Setting up training jobs to access datasets - Amazon SageMaker

Setting up training jobs to access datasets

When creating a training job, you specify the location of training datasets in a data storage of your choice and the data input mode for the job. Amazon SageMaker supports Amazon Simple Storage Service (Amazon S3), Amazon Elastic File System (Amazon EFS), and Amazon FSx for Lustre. You can choose one of the input modes to stream the dataset in real time or download the whole dataset at the start of the training job.

Note

Your dataset must reside in the same AWS Region as the training job.

SageMaker input modes and AWS cloud storage options

This section provides an overview of the file input modes supported by SageMaker for data stored in Amazon EFS and Amazon FSx for Lustre.

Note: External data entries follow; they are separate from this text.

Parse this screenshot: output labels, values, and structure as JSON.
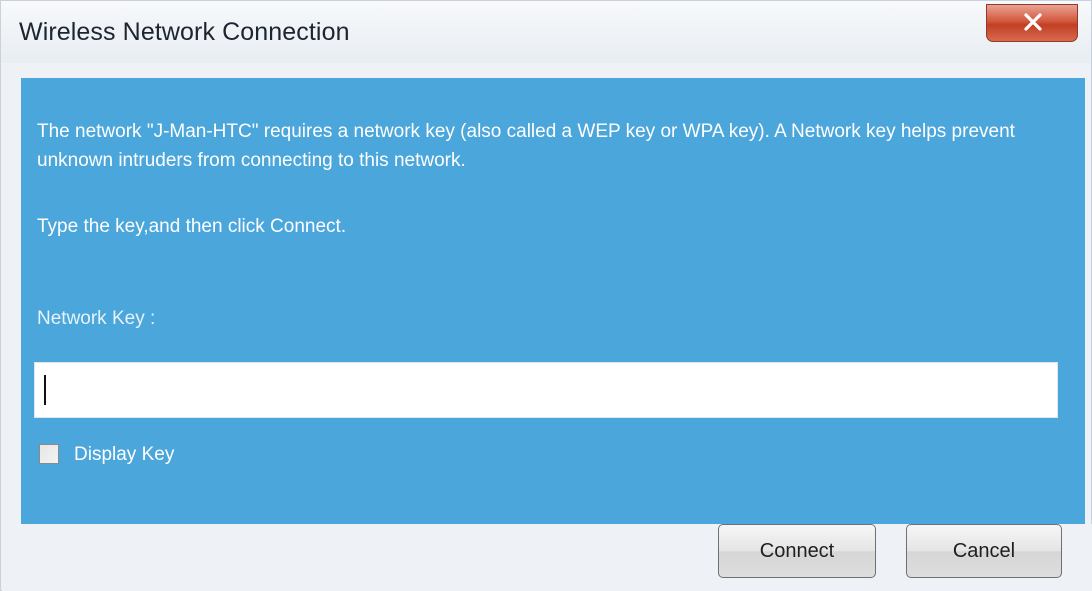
{
  "window": {
    "title": "Wireless Network Connection"
  },
  "dialog": {
    "message": "The network \"J-Man-HTC\" requires a network key (also called a WEP key or WPA key). A Network key helps prevent unknown intruders from connecting to this network.",
    "instruction": "Type the key,and then click Connect.",
    "key_label": "Network Key :",
    "key_value": "",
    "display_key_label": "Display Key",
    "display_key_checked": false
  },
  "buttons": {
    "connect": "Connect",
    "cancel": "Cancel"
  },
  "icons": {
    "close": "close-icon"
  },
  "colors": {
    "panel": "#4aa6db",
    "close_button": "#c94a2f"
  }
}
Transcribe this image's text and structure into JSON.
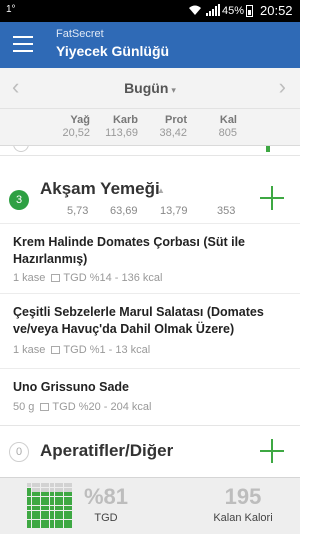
{
  "status_bar": {
    "left_indicator": "1°",
    "battery_text": "45%",
    "time": "20:52"
  },
  "app_bar": {
    "brand": "FatSecret",
    "title": "Yiyecek Günlüğü",
    "menu_icon": "hamburger-menu-icon"
  },
  "date_nav": {
    "prev_symbol": "‹",
    "next_symbol": "›",
    "date_label": "Bugün",
    "caret": "▾"
  },
  "macros": [
    {
      "label": "Yağ",
      "value": "20,52"
    },
    {
      "label": "Karb",
      "value": "113,69"
    },
    {
      "label": "Prot",
      "value": "38,42"
    },
    {
      "label": "Kal",
      "value": "805"
    }
  ],
  "meals": [
    {
      "number": "3",
      "title": "Akşam Yemeği",
      "caret": "▲",
      "values": [
        "5,73",
        "63,69",
        "13,79",
        "353"
      ]
    },
    {
      "number": "0",
      "title": "Aperatifler/Diğer"
    }
  ],
  "foods": [
    {
      "name": "Krem Halinde Domates Çorbası (Süt ile Hazırlanmış)",
      "portion": "1 kase",
      "rdi": "TGD %14 - 136 kcal"
    },
    {
      "name": "Çeşitli Sebzelerle Marul Salatası (Domates ve/veya Havuç'da Dahil Olmak Üzere)",
      "portion": "1 kase",
      "rdi": "TGD %1 - 13 kcal"
    },
    {
      "name": "Uno Grissuno Sade",
      "portion": "50 g",
      "rdi": "TGD %20 - 204 kcal"
    }
  ],
  "summary": {
    "rdi_percent": "%81",
    "rdi_label": "TGD",
    "rdi_fill_fraction": 0.81,
    "remaining": "195",
    "remaining_label": "Kalan Kalori"
  },
  "colors": {
    "app_bar": "#2f6ab6",
    "accent_green": "#3ea843",
    "badge_green": "#2ea043"
  }
}
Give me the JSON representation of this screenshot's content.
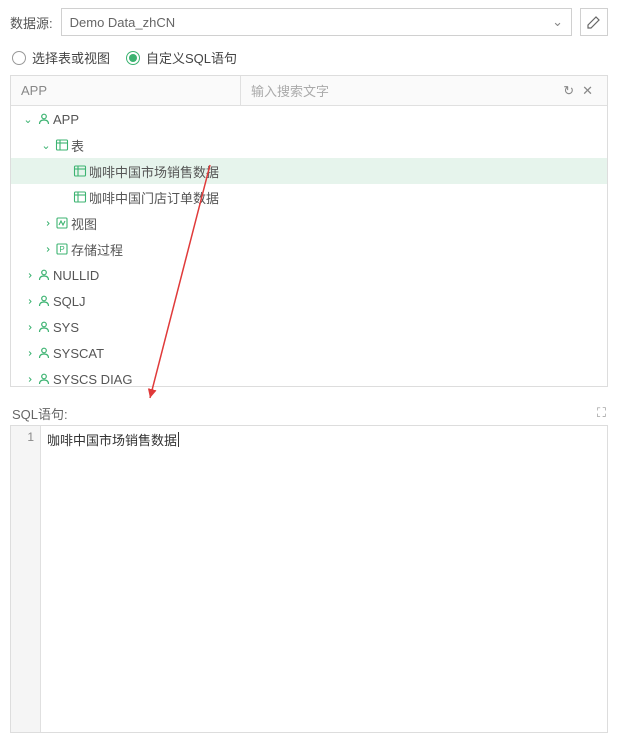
{
  "datasource": {
    "label": "数据源:",
    "value": "Demo Data_zhCN"
  },
  "mode": {
    "option_table_view": "选择表或视图",
    "option_custom_sql": "自定义SQL语句",
    "selected": "custom"
  },
  "tree": {
    "breadcrumb": "APP",
    "search_placeholder": "输入搜索文字",
    "nodes": {
      "app": "APP",
      "tables": "表",
      "table1": "咖啡中国市场销售数据",
      "table2": "咖啡中国门店订单数据",
      "views": "视图",
      "procs": "存储过程",
      "nullid": "NULLID",
      "sqlj": "SQLJ",
      "sys": "SYS",
      "syscat": "SYSCAT",
      "syscs_diag": "SYSCS DIAG"
    }
  },
  "sql": {
    "label": "SQL语句:",
    "line1_no": "1",
    "line1_text": "咖啡中国市场销售数据"
  }
}
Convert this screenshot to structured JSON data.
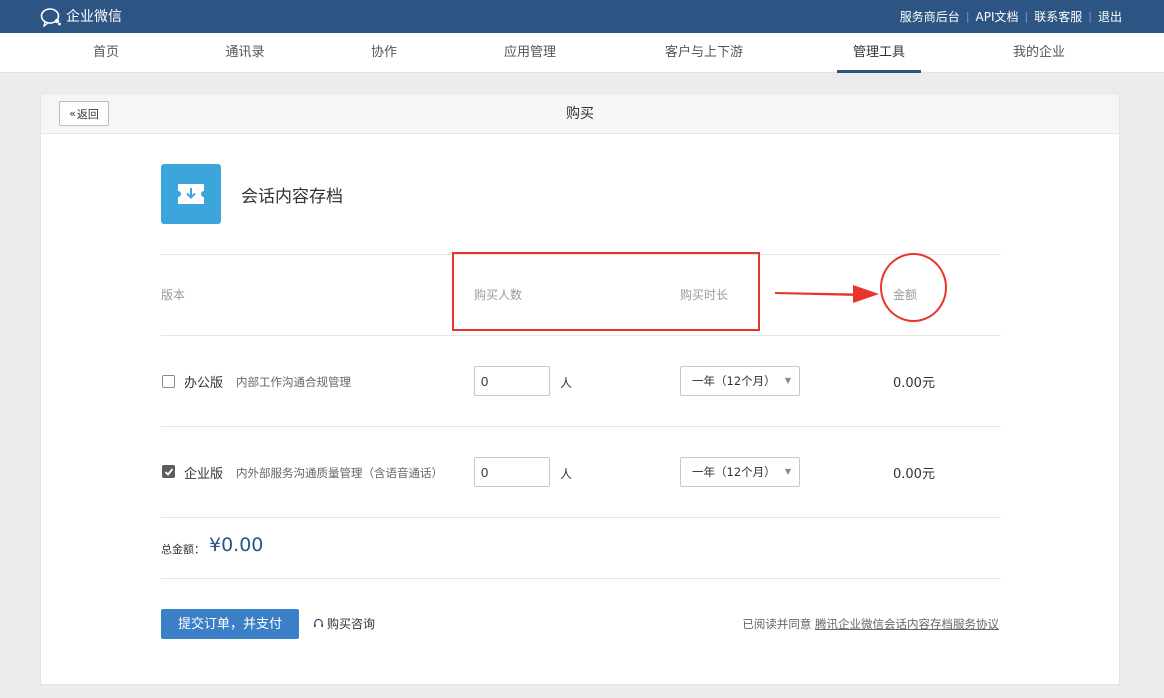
{
  "topbar": {
    "logo_text": "企业微信",
    "links": [
      "服务商后台",
      "API文档",
      "联系客服",
      "退出"
    ]
  },
  "nav": {
    "items": [
      "首页",
      "通讯录",
      "协作",
      "应用管理",
      "客户与上下游",
      "管理工具",
      "我的企业"
    ],
    "active": "管理工具"
  },
  "card": {
    "back_label": "返回",
    "title": "购买"
  },
  "product": {
    "name": "会话内容存档",
    "icon": "download-card-icon"
  },
  "columns": {
    "edition": "版本",
    "people": "购买人数",
    "duration": "购买时长",
    "amount": "金额"
  },
  "rows": [
    {
      "checked": false,
      "name": "办公版",
      "desc": "内部工作沟通合规管理",
      "count": "0",
      "unit": "人",
      "duration": "一年（12个月）",
      "amount": "0.00元"
    },
    {
      "checked": true,
      "name": "企业版",
      "desc": "内外部服务沟通质量管理（含语音通话）",
      "count": "0",
      "unit": "人",
      "duration": "一年（12个月）",
      "amount": "0.00元"
    }
  ],
  "total": {
    "label": "总金额：",
    "value": "¥0.00"
  },
  "footer": {
    "submit_label": "提交订单，并支付",
    "consult_label": "购买咨询",
    "agree_prefix": "已阅读并同意",
    "agree_link": "腾讯企业微信会话内容存档服务协议"
  },
  "colors": {
    "topbar": "#2d5584",
    "accent": "#3b7fc6",
    "product_icon": "#3ba5dc",
    "annotation": "#e8342a"
  }
}
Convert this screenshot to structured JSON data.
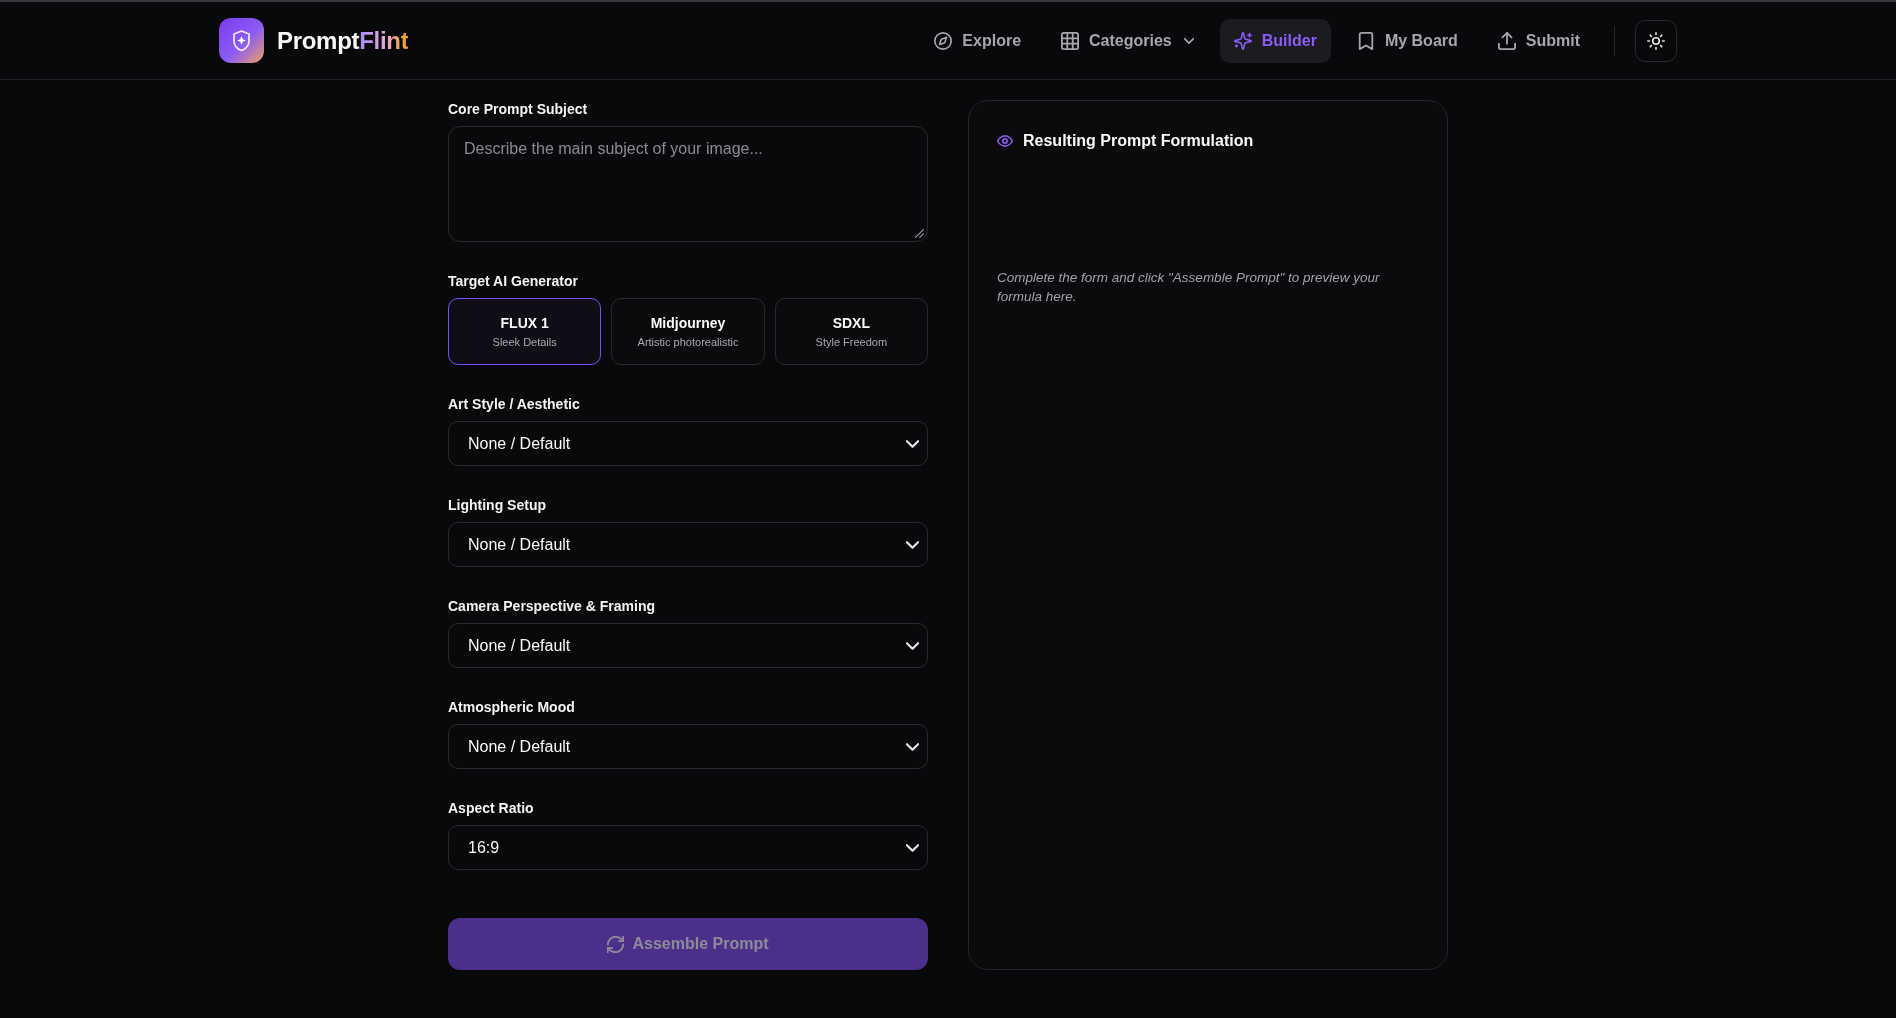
{
  "header": {
    "brand": {
      "name": "Prompt",
      "accent": "Flint"
    },
    "nav": [
      {
        "label": "Explore",
        "dropdown": false,
        "selected": false
      },
      {
        "label": "Categories",
        "dropdown": true,
        "selected": false
      },
      {
        "label": "Builder",
        "dropdown": false,
        "selected": true
      },
      {
        "label": "My Board",
        "dropdown": false,
        "selected": false
      },
      {
        "label": "Submit",
        "dropdown": false,
        "selected": false
      }
    ]
  },
  "form": {
    "subject": {
      "label": "Core Prompt Subject",
      "placeholder": "Describe the main subject of your image..."
    },
    "generator": {
      "label": "Target AI Generator",
      "options": [
        {
          "name": "FLUX 1",
          "description": "Sleek Details",
          "selected": true
        },
        {
          "name": "Midjourney",
          "description": "Artistic photorealistic",
          "selected": false
        },
        {
          "name": "SDXL",
          "description": "Style Freedom",
          "selected": false
        }
      ]
    },
    "selects": [
      {
        "label": "Art Style / Aesthetic",
        "value": "None / Default"
      },
      {
        "label": "Lighting Setup",
        "value": "None / Default"
      },
      {
        "label": "Camera Perspective & Framing",
        "value": "None / Default"
      },
      {
        "label": "Atmospheric Mood",
        "value": "None / Default"
      },
      {
        "label": "Aspect Ratio",
        "value": "16:9"
      }
    ],
    "submit": {
      "label": "Assemble Prompt",
      "disabled": true
    }
  },
  "preview": {
    "title": "Resulting Prompt Formulation",
    "hint": "Complete the form and click \"Assemble Prompt\" to preview your formula here."
  }
}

Summary of the SageMaker input modes for Amazon S3 and file systems in Amazon EFS and Amazon FSx for Lustre.
  • File mode presents a file system view of the dataset to the training container. This is the default input mode if you don't explicitly specify one of the other two options. If you use file mode, SageMaker downloads the training data from the storage location to a local directory in the Docker container. Training starts after the full dataset has been downloaded. In file mode, the training instance must have enough storage space to fit the entire dataset. File mode download speed depends on the size of dataset, the average size of files, and the number of files. You can configure the dataset for file mode by providing either an Amazon S3 prefix, manifest file, or augmented manifest file. You should use an S3 prefix when all your dataset files are located within a common S3 prefix. File mode is compatible with SageMaker local mode (starting a SageMaker training container interactively in seconds). For distributed training, you can shard the dataset across multiple instances with the ShardedByS3Key option.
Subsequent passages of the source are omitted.